Acórdão Nº 4034413-64.2019.8.24.0000 do Primeira Câmara de Direito Comercial, 23-04-2020

Número do processo4034413-64.2019.8.24.0000
Data23 Abril 2020
Tribunal de OrigemBlumenau
ÓrgãoPrimeira Câmara de Direito Comercial
Classe processualAgravo de Instrumento
Tipo de documentoAcórdão


Agravo de Instrumento n. 4034413-64.2019.8.24.0000

Relator: Desembargador Luiz Zanelato

AGRAVO DE INSTRUMENTO. AÇÃO REVISIONAL. DECISÃO INTERLOCUTÓRIA QUE INVERTEU O ÔNUS DA PROVA EM FAVOR DA AUTORA.

RECURSO DO BANCO RÉU

INSURGÊNCIA CONTRA A INVERSÃO DO ÔNUS DA PROVA. PARTE DEMANDANTE ENQUADRADA COMO DESTINATÁRIA FINAL DO SERVIÇO PRESTADO PELA INSTITUIÇÃO FINANCEIRA. TEORIA FINALISTA APROFUNDADA. RELAÇÃO DE CONSUMO EVIDENCIADA PELO ENQUADRAMENTO AOS CONCEITOS JURÍDICOS PREVISTOS NOS ARTIGOS E DO CÓDIGO DE DEFESA DO CONSUMIDOR. INVERSÃO DO ÔNUS PROBATÓRIO COMO DIREITO BÁSICO E INSTRUMENTO FACILITADOR DO ACESSO À JUSTIÇA. DECISÃO MANTIDA NO PONTO.

"Reza o art. 6º, VIII, do CDC que é direito básico do consumidor a facilitação da defesa de seus direitos, inclusive com a inversão do ônus da prova, a seu favor, no processo civil, quando, a critério do juiz, for verossímil a alegação ou quando for ele hipossuficiente, segundo as regras ordinárias de experiências. Note-se que a partícula 'ou' bem esclarece que, a favor do consumidor, pode o juiz inverter o ônus da prova quando apenas um das duas hipóteses está presente no caso. Não há qualquer outra exigência no CDC" (MARQUES, Cláudia Lima et al. Código de Defesa do Consumidor Comentado.

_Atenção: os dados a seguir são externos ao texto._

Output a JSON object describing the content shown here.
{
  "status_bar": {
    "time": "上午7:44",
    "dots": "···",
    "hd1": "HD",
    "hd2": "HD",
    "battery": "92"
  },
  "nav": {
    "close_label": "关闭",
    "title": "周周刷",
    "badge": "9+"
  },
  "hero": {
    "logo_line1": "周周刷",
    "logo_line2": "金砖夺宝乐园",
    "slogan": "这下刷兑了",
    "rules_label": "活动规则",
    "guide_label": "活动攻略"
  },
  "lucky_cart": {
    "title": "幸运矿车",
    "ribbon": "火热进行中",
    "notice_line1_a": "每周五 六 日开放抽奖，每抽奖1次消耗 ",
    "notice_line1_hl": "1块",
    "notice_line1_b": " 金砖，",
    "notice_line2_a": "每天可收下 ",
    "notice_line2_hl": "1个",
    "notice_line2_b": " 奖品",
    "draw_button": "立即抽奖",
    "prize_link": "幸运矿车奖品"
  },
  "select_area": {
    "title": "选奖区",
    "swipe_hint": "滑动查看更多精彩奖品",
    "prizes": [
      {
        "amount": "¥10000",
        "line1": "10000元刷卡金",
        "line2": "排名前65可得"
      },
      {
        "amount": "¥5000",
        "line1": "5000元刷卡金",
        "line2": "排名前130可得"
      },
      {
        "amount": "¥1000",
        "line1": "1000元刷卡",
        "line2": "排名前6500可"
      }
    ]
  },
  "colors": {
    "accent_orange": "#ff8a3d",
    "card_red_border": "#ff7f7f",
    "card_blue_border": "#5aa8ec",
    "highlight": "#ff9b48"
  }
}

São Paulo: Revista dos Tribunais, 2012).

RECURSO CONHECIDO E DESPROVIDO.


Vistos, relatados e discutidos estes autos de Agravo de Instrumento n. 4034413-64.2019.8.24.0000, da comarca de Blumenau Vara de Direito Bancário em que é Agravante Itaú Unibanco S/A e Agravada Kleis Color Comércio de Tintas Ltda.

A Primeira Câmara de Direito Comercial decidiu, por votação unânime, conhecer do recurso e negar-lhe provimento. Custas legais.

O julgamento, realizado nesta data, foi presidido pelo Excelentíssimo Senhor Desembargador Guilherme Nunes Born, e dele participaram os Excelentíssimos Senhores Desembargadores Carlos Adilson Silva e Mariano do Nascimento.

Florianópolis, 23 de abril de 2020.



Desembargador Luiz Zanelato

Relator



RELATÓRIO

Itaú Unibanco S/A interpôs agravo de instrumento de decisão de fl. 212, proferida nos autos da ação ordinária n. 0018860-70.2009.8.24.0008, movida por Kleis Color Comércio de Tintas Ltda, em curso no Juízo da Vara de Direito Bancário da comarca de Blumenau, nos seguintes termos:

Na presente demanda, a parte autora alega ter celebrado contrato de empréstimo e/ou conta corrente com a parte ré.

Dessa forma, atentando ao disposto no art. 6, VIII, do Código de Defesa do Consumidor, inverto o ônus da prova e determino seja a parte ré intimada para que no prazo de 30 dias traga aos autos os contratos especificados à fl. 169 dos autos digitais, sob as penas do art. 400 do CPC.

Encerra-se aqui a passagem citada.